CHI SPEGNE LA NOSTRA VOCE? ALGORITMI, SOCIAL E LIBERTÀ DI PENSIERO

ABSTRACT: L’emergere di nuovi spazi digitali, dominati da logiche algoritmiche e gestiti da soggetti privati, ha radicalmente trasformato le condizioni di esercizio della libertà di pensiero. Le piattaforme social non si limitano a ospitare contenuti, ma li selezionano, promuovono o sopprimono attraverso sistemi opachi, incidendo così sull’effettiva possibilità dei cittadini di partecipare al discorso pubblico. Questo editoriale si propone di analizzare, in chiave costituzionale, il rapporto tra algoritmi e libertà di espressione, interrogandosi su quali siano oggi i limiti, le responsabilità e le possibili forme di regolazione.

SOMMARIO: 1. LA LIBERTÀ DI PENSIERO NEL PARADIGMA COSTITUZIONALE. – 2. IL RUOLO SELETTIVO DEGLI ALGORITMI: UNA CENSURA INVISIBILE? – 3. DIRITTO E PIATTAFORME: I LIMITI DELLA REGOLAZIONE PRIVATA. – 4. REGOLAZIONE EUROPEA E TENSIONI COSTITUZIONALI.

1. LA LIBERTÀ DI PENSIERO NEL PARADIGMA COSTITUZIONALE
La libertà di manifestazione del pensiero, sancita dall’articolo 21 della Costituzione Italiana, costituisce un presidio imprescindibile dell’ordine democratico e del principio personalista che ne informa l’architettura normativa complessiva. Essa si configura non soltanto come una libertà negativa, nel senso di assenza di interferenze da parte dei pubblici poteri, ma altresì come una libertà positiva, espressione di un diritto attivo a comunicare e a ricevere informazioni, opinioni, idee e convinzioni in modo libero, pluralistico e non discriminatorio.

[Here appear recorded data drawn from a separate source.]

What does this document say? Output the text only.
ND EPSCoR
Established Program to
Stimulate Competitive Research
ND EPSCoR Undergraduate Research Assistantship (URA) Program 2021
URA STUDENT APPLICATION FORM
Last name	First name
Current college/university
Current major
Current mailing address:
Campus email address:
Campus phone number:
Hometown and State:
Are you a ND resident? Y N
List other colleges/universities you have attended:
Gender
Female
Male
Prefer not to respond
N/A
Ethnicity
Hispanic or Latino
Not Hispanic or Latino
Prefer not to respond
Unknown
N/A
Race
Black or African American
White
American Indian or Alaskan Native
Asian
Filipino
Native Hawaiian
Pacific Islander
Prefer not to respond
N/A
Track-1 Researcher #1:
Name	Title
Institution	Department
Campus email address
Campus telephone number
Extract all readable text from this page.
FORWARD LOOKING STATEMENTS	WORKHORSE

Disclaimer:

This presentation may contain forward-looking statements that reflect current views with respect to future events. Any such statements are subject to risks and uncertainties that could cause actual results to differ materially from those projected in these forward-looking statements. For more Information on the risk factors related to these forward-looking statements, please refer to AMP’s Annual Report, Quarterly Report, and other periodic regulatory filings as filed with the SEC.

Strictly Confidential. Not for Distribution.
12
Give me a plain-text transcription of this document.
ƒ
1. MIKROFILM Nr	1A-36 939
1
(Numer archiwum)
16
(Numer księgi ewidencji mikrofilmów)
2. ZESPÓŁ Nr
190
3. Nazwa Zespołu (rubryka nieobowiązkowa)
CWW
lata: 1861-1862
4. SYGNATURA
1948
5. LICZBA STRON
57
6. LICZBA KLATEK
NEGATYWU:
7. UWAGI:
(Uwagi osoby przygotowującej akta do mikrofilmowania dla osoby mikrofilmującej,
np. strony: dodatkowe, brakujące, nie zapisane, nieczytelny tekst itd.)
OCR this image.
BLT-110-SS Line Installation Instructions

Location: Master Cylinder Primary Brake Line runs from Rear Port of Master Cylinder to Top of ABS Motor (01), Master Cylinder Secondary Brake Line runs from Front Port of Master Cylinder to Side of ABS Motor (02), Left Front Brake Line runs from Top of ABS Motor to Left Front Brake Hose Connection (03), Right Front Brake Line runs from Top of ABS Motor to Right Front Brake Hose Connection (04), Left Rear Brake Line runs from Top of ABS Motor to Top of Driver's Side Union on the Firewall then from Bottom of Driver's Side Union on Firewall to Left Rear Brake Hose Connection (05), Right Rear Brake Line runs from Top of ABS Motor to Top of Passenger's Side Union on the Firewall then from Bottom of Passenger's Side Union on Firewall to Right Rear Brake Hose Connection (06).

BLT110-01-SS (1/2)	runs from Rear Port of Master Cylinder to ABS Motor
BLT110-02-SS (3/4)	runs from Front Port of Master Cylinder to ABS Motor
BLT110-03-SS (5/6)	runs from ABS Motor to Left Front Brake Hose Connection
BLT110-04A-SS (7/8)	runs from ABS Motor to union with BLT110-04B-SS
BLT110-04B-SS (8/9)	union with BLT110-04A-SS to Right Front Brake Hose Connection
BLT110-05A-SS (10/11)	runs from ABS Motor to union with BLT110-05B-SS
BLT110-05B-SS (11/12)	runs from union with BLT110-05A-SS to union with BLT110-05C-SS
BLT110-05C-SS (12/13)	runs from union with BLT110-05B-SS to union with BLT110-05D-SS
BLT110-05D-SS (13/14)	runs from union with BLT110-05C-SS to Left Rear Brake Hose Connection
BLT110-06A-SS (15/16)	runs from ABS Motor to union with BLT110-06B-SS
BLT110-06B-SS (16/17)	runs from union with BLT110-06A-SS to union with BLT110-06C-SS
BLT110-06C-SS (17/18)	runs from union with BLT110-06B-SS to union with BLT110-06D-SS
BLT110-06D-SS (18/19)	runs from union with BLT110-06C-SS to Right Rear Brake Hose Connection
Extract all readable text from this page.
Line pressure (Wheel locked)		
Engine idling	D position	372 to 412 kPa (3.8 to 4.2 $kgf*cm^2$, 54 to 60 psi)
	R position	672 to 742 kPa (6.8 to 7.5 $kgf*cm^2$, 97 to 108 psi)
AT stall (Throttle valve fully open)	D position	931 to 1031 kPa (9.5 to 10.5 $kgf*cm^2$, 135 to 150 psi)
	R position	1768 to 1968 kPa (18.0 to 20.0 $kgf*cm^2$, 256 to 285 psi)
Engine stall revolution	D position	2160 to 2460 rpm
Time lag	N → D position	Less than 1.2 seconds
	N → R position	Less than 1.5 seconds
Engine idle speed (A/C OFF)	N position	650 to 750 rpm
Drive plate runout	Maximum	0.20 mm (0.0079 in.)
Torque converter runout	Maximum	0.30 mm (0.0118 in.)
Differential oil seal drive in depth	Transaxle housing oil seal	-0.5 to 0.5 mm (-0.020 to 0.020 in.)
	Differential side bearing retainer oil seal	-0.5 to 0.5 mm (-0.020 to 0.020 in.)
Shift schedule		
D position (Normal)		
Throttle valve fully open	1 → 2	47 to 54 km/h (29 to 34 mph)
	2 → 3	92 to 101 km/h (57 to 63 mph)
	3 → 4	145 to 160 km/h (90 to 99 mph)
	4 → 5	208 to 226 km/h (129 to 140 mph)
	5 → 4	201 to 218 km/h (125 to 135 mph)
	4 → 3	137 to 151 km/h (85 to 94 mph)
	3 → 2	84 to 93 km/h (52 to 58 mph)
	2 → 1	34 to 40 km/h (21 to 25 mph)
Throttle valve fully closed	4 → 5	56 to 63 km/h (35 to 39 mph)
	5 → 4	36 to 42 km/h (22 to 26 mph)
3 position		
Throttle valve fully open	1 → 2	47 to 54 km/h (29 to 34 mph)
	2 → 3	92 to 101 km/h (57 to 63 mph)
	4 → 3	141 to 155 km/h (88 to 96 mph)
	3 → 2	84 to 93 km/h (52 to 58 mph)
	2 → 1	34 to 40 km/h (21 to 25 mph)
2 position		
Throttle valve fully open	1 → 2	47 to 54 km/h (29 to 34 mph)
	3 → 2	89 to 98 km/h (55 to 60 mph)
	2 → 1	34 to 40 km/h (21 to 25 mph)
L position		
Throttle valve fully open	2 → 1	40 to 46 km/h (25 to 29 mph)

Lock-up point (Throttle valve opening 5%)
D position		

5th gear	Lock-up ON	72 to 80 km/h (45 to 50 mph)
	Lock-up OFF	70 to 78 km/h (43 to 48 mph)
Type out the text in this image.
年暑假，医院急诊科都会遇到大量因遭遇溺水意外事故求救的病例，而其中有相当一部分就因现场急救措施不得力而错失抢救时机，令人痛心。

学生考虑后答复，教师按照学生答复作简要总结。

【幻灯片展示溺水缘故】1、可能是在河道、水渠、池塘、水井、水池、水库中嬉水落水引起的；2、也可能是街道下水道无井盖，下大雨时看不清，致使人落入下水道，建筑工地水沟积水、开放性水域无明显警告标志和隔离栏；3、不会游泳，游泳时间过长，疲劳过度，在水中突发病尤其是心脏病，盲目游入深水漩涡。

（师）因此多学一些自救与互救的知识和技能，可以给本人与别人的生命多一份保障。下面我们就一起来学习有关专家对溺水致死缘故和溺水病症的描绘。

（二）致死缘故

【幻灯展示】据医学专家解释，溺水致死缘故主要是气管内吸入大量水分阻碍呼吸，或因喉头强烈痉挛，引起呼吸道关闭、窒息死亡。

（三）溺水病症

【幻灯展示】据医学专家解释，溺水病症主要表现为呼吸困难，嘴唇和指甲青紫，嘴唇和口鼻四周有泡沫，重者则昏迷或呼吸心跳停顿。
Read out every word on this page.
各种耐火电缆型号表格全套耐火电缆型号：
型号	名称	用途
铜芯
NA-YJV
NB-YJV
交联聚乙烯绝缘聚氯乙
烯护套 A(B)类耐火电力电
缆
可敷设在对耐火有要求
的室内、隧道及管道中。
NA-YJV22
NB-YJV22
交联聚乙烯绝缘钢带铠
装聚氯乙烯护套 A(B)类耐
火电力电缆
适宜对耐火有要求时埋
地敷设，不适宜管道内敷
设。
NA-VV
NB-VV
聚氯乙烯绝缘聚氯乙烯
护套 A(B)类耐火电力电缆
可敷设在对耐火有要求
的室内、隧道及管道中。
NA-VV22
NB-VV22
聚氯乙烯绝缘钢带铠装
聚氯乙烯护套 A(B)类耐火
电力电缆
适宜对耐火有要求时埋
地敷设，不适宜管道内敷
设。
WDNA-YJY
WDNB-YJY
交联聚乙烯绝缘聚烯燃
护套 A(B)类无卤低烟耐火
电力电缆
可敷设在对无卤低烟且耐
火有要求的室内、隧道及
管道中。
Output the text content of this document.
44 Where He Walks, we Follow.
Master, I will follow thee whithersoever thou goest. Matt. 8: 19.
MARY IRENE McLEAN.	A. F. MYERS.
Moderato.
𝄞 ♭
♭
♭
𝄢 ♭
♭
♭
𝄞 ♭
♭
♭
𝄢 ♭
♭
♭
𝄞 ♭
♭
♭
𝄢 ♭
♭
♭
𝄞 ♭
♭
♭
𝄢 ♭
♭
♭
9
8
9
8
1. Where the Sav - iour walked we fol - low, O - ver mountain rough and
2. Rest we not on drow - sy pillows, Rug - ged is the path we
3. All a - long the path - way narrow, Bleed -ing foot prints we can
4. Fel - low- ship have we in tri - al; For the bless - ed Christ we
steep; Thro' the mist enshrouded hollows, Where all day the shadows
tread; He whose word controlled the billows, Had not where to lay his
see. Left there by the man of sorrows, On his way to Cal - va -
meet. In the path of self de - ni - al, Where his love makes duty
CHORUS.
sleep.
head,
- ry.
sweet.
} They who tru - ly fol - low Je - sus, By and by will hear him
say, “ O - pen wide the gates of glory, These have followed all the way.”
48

La dottrina e la giurisprudenza costituzionale hanno a più riprese sottolineato la dimensione bifronte di tale libertà[1], la quale si articola, da un lato, nella libertà individuale di esternare il proprio pensiero in qualsiasi forma e mezzo e, dall’altro, nel diritto collettivo della società a fruire di un dibattito pubblico aperto, inclusivo e informato, fondamento essenziale della partecipazione democratica.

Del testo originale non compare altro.